The dimensionality reduction can be used, for example, to project high-dimensional data in two or three dimensions to allow visualization of data. Additionally, dimensionality reduction can be used as a preprocessing method to obtain only the important features from the data. These important features can then be used, for example, for regression or classification.

### Example of feature extraction¶

```
[6]:
```

```
from sklearn.datasets import load_diabetes
X, y = load_diabetes(True)
print(X.shape)
print(y.shape)
```

```
(442, 10)
(442,)
```

```
[7]:
```

```
pca=PCA(2)
pca.fit(X)
print(pca.explained_variance_)
Z=pca.transform(X)
plt.axis('equal')
plt.scatter(Z[:,0], Z[:,1]);
```

```
[ 0.0091252 0.00338394]
```

```
[8]:
```

```
rng=np.random.RandomState(0)
X=rng.randn(3,400)
p=rng.rand(10,3) # Random projection into 10d
X=np.dot(p, X)
print(X)
```

```
[[ 0.4891489 0.05331736 0.22206019 ..., -0.38084297 -0.71682684
0.07960158]
[ 1.43327136 0.08236987 0.83741626 ..., -0.56888509 -1.0661402
0.30652977]
[ 0.39117808 -0.22450206 0.56194345 ..., -0.00355792 0.28652033
0.00938993]
...,
[-0.35164664 -0.99714767 0.79151041 ..., -1.11453672 -0.63849744
-0.72193644]
[ 1.34095136 -0.32676544 1.33260878 ..., -0.2610145 -0.01341865
0.16976249]
[ 1.34454622 0.55682337 0.22536013 ..., -0.3262513 -1.25934636
0.52731505]]
```

```
[9]:
```

```
pca=PCA()
pca.fit(X)
v=pca.explained_variance_
print(v)
plt.plot(np.arange(1,11), np.cumsum(v));
```

```
[ 5.84366626e+01 3.69031722e+01 1.56915171e+01 5.45113919e-30
3.42768527e-30 1.02798017e-30 6.15444197e-31 3.24044110e-31
1.85526864e-31 1.45781345e-31]
```

This exercise can give two points at maximum!

Part 1.

Write function `explained_variance`

which reads the tab separated file “data.tsv”. The data contains 10 features.

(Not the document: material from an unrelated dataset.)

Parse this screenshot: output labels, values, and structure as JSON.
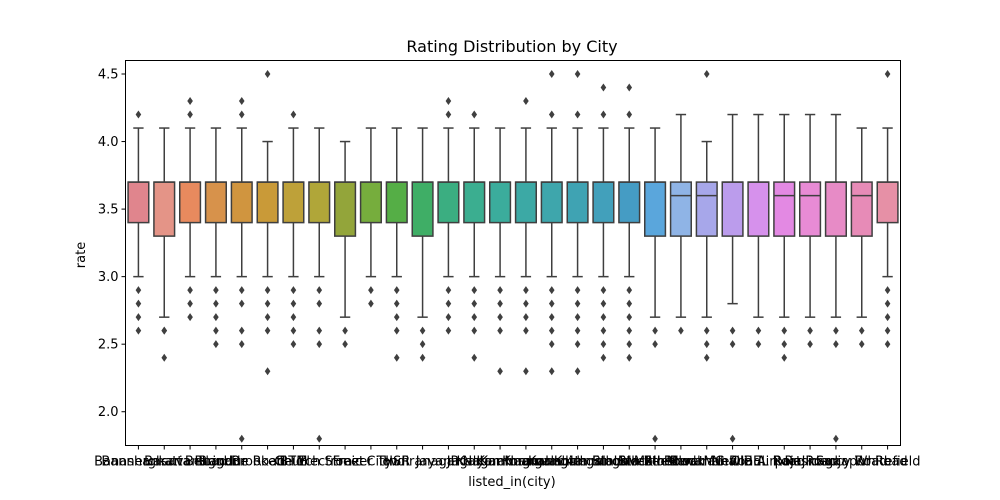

Then fit PCA to the data. The function should return two lists (or 1D arrays). The first list should contain the variances of all the features. The second list should consist of the explained variances returned by the PCA.

In the main function print these values in the following form:

```
The variances are: ?.??? ?.??? ...
The explained variances after PCA are: ?.??? ?.??? ...
```

Print the values with three decimal precision and separate the values by a space.

Part 2.

Plot the cumulative explained variances. The y-axis should be the cumulative sum, and the x-axis the number of terms in the cumulative sum.

## Summary (week 6)¶

- We got to know another supervised learning method, namely, naive Bayes classification
- We saw examples of naive Bayes classification where either Gaussian or multinomial distribution was used to model the features of samples belonging to a class
- We saw how to use cross validation to asses prediction abilities of a model. This allows us to be sure that the model is not overfitting.
- In the clustering section we saw examples of using k-means, DBSCAN, and hierarchical clustering methods. They have different approaches to clustering, and each have different strengths.
- Clustering is based on the notion of distance between the points in the data.
- Principal component analysis is another example of unsupervised learning
- It can reduce the dimensionality of a data by throwing away those dimensions where the variability is low.